How to create a VSM - one step at a time
i. Identify a slice of the product
Identify a slice of the product that has high business value, since that will make it easier to establish the RoIe of conducting VSM.
ii. Empower the right team
Empower a mature and experienced team who can skillfully finish the map in a timely fashion. The C-suite should set aside enough budget to ensure that execution is uninterrupted.
iii. Decide the problem you are solving for
What problem are you solving from the customer’s standpoint? Are your customers requesting a drop in price or an increase in quality? Or both? Publish the problem statement and get everyone on the same page.
iv. Bound the process
Once the problem statement is published, limit the scope of your VSM accordingly. You may not need to map the release process in its entirety, and focus on a particular area instead.
v. Map the bounded process
Try to go through the bounded process yourself. This can make a difference, since firsthand experience cannot be substituted by (possibly biased) narratives and (possibly incomplete and inaccurate) documentation done by others.
Define the steps. I do the VSM walk a few times instead of just once. This sounds redundant, however, I found missing pieces in the second pass that were not exposed in the first pass. And when we dug some more, skeletons fell out of the closet in the third (and final) pass! They say, the 3rd time's the charm! Sure it was.
vi. Collect process data
As you do the VSM walk, note the process data in the data boxes of the map. Process data includes (but is not limited to) number of people involved, the average number of working hours, cycle time, wait time, uptime, downtime, and the like.
vii. Create a timeline
Map out process times and lead times.
viii. Assess your current map
Be inquisitive. Curiosity never killed the cat, and they have nine lives anyways!
Is your lead time too long? And if yes, is it because your test suites don’t (or can’t) run in parallel? Do you have stable environments, or do you observe intermittent test failures that the teams cannot reproduce?
Or maybe, you have process steps that you think are valuable but don’t mean anything to the customer? Regarding the information flow, look for stagnation and drag in the flow. Note whether it was a push versus a pull.
ix. Design the future map
You may not be able to nail a full and final version, and that’s okay. Make sure you new map aligns with the company’s vision.

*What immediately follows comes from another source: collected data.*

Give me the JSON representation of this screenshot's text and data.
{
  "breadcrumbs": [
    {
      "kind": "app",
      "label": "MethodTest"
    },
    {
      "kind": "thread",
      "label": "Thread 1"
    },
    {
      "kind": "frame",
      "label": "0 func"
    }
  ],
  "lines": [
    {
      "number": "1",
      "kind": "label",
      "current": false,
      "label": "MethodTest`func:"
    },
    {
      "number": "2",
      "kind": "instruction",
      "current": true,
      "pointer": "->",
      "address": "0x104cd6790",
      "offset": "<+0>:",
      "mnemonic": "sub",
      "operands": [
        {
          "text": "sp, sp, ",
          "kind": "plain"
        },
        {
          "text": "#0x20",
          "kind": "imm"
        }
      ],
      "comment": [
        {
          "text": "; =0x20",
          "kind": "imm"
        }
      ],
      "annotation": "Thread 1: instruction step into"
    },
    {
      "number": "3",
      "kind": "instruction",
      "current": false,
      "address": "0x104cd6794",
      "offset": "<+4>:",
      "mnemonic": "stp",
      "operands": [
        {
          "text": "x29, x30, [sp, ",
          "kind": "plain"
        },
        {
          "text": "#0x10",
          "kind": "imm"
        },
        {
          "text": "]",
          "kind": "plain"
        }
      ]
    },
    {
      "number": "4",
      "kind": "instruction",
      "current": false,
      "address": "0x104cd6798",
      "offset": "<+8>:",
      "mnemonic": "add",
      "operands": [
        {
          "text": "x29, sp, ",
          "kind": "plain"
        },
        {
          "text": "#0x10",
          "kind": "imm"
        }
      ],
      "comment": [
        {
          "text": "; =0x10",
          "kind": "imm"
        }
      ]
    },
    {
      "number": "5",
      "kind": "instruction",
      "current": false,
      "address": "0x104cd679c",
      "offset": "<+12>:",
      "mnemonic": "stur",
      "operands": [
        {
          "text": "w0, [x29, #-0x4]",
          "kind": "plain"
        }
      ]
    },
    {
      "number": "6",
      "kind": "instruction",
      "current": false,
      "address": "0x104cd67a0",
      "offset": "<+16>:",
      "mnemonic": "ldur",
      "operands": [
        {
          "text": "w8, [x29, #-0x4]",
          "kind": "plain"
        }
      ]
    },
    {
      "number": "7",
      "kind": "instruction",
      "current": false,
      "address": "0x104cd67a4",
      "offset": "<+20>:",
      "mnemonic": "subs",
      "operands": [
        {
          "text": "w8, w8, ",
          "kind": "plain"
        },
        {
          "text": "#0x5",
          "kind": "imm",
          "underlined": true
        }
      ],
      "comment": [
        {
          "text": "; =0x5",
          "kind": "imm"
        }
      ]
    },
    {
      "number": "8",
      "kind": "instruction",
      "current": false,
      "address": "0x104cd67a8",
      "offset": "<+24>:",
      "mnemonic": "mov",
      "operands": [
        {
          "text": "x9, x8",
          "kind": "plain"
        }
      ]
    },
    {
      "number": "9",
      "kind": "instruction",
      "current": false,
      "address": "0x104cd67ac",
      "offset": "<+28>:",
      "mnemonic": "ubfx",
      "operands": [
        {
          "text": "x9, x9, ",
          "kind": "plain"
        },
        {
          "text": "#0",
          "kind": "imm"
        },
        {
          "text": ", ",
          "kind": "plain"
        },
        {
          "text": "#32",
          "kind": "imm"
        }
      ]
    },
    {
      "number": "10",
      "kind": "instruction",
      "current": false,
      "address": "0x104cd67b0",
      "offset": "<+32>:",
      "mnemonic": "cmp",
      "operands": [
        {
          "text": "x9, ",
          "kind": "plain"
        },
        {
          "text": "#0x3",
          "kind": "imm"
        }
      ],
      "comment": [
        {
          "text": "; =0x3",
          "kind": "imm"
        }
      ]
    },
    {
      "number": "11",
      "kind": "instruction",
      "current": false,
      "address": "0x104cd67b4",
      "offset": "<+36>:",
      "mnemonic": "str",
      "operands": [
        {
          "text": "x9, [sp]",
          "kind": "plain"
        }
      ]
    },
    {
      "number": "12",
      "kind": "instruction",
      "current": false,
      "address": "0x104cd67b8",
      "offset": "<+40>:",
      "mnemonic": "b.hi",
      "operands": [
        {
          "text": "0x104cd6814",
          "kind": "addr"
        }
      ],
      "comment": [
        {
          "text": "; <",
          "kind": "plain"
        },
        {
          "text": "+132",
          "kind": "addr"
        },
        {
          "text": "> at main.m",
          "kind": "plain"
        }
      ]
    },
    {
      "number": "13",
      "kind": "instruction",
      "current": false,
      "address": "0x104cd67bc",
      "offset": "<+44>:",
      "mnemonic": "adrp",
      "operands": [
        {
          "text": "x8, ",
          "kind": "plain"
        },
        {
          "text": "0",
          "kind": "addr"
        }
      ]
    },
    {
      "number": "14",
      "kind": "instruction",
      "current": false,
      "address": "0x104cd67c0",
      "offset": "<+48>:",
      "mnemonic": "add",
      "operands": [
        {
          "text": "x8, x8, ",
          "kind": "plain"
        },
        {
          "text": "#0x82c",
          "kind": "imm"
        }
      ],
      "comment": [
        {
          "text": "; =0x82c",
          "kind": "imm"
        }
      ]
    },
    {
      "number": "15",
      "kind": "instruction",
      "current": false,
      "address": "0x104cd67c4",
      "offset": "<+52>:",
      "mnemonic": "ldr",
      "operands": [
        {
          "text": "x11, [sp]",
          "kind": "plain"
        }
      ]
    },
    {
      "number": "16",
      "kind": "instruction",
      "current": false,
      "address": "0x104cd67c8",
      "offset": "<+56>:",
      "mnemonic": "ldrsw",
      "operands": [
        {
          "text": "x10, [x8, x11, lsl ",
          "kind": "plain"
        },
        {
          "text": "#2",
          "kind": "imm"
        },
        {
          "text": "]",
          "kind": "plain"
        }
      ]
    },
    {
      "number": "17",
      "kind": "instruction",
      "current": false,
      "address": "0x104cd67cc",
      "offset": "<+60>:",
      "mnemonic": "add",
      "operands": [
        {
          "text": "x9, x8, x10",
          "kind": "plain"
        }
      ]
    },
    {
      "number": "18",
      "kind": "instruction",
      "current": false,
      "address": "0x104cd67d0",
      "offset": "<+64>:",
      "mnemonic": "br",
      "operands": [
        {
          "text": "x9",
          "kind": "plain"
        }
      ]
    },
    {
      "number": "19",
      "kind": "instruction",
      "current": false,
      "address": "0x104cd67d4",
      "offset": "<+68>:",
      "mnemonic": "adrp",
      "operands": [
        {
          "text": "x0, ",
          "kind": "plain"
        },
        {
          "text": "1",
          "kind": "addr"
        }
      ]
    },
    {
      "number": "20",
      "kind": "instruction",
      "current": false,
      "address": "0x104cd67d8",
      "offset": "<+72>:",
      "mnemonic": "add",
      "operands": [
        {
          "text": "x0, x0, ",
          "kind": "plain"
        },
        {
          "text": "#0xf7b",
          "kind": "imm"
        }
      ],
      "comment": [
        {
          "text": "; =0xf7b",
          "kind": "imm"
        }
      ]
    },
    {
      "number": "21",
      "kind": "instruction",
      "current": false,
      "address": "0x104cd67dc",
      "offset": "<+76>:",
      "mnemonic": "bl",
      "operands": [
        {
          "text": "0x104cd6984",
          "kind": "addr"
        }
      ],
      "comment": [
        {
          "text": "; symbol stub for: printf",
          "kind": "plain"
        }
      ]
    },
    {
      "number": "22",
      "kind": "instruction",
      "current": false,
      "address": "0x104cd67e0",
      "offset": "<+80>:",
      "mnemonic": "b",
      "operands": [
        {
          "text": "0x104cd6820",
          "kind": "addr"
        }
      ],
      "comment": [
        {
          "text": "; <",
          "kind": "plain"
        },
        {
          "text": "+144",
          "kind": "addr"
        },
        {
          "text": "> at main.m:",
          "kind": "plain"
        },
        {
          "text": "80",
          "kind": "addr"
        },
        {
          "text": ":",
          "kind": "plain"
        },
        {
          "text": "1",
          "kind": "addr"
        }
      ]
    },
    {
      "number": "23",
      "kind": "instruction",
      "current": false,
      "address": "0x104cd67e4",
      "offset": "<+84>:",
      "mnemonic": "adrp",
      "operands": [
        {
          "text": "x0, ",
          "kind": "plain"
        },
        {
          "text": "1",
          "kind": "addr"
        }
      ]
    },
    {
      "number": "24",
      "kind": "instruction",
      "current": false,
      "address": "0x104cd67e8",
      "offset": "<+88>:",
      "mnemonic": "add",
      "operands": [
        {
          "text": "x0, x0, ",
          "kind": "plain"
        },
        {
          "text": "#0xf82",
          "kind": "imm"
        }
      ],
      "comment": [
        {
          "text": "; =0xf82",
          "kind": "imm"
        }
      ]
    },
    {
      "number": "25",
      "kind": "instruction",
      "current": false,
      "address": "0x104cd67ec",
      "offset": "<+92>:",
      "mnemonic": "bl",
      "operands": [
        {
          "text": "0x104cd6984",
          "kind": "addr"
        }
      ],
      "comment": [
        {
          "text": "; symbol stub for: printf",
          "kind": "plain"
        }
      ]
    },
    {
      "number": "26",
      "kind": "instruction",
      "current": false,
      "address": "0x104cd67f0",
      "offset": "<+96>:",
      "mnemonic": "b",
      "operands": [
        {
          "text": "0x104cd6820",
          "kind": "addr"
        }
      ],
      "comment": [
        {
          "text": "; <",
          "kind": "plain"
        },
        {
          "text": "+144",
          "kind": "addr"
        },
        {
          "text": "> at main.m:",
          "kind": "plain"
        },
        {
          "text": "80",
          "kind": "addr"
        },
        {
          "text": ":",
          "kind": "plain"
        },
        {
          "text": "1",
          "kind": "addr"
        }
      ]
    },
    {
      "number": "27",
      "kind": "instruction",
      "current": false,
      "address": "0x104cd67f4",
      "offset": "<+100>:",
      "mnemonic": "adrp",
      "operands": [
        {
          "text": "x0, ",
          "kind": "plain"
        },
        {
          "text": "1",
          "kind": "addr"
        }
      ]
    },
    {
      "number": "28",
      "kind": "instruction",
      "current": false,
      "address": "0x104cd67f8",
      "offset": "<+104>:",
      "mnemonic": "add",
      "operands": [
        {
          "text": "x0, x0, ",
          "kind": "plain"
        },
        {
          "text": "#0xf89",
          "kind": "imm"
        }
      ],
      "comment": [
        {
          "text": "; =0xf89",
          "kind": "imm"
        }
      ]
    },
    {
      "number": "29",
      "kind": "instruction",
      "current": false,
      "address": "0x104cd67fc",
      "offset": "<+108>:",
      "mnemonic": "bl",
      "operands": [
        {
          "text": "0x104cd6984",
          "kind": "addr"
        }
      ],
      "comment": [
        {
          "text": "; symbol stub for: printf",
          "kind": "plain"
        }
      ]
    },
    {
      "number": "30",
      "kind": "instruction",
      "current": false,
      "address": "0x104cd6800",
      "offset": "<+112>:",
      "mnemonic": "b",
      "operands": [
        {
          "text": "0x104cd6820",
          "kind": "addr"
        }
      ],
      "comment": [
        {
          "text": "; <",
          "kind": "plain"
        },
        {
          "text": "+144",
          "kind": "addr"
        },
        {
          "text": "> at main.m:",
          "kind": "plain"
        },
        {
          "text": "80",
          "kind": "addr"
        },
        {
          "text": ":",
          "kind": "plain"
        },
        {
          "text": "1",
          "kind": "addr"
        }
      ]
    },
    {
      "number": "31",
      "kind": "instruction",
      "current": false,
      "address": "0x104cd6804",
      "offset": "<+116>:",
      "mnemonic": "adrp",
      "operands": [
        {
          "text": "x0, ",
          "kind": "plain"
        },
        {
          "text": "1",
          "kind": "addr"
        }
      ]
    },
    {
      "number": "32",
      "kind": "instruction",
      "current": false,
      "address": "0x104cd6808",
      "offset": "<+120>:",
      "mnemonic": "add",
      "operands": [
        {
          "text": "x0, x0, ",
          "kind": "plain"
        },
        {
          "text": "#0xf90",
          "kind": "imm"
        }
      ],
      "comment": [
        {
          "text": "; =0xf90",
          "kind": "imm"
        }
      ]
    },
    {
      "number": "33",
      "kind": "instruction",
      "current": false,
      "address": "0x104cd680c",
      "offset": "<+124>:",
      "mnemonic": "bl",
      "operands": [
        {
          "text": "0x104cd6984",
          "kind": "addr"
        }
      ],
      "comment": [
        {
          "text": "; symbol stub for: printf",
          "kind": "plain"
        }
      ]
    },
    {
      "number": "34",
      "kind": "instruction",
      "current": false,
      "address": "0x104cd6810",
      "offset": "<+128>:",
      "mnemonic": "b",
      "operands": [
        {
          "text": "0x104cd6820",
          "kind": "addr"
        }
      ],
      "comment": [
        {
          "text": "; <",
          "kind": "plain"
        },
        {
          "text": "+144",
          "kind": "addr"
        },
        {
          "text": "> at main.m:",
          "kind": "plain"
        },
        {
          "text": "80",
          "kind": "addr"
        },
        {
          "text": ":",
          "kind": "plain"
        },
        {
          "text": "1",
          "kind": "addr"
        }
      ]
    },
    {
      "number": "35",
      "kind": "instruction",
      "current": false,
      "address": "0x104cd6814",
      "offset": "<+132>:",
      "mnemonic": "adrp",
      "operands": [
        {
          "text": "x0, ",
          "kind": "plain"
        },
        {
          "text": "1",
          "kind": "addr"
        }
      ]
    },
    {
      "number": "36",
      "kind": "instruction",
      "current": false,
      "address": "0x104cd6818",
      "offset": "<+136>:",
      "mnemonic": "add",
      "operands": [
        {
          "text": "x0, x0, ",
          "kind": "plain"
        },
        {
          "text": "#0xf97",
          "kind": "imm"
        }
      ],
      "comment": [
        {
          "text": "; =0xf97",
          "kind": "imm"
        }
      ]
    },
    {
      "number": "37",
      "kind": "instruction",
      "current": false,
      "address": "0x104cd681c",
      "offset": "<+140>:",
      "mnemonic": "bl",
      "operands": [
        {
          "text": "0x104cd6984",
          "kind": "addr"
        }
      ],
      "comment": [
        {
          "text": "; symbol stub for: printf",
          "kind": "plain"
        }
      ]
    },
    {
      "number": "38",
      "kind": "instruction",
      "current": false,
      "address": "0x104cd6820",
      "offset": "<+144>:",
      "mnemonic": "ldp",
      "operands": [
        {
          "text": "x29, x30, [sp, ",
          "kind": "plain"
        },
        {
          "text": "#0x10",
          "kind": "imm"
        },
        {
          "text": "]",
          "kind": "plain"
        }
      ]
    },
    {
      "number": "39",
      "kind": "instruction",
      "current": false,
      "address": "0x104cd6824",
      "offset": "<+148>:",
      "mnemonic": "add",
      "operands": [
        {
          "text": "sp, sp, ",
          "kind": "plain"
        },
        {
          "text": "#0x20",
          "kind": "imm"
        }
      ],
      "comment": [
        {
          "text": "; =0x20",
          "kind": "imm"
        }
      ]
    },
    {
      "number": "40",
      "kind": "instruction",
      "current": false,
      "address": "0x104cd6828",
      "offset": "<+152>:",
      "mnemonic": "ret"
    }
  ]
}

Also, nothing is set in stone. Based on customer needs, make continuous adjustments.
x. Implement the future map
Follow the VSM of the future and validate that it makes better sense for the customers. It should have solved the problem statement that you started with. Monitor KPIs regularly and learn from trends. Make sure everyone is rowing in the direction of customers.
If you're interested to see what the finished product looks like, here's a value stream map example.
Why bring VSM to your team?
Value stream mapping can be applied to industries that are looking to improve their processes across all business functions. Visualizing handoffs help optimize the flow and help generate savings. Without the visualization, expect your meetings to run longer and business outcomes to be hazy.
Value stream maps can do wonders to fuel continuous improvement. In the software development world, continuous improvement is at the heart of the continuous paradigm where continuous delivery pipelines deliver products frequently, predictably, and sustainably to customers. When you can release at the speed of ideation, your customers will be happy!
VSMs also help improve team culture, since productive teams are more engaged and are fun to work with! Since culture, productivity, and savings are just some of the rich dividends, shouldn’t VSMs be near the top of your single prioritized backlog?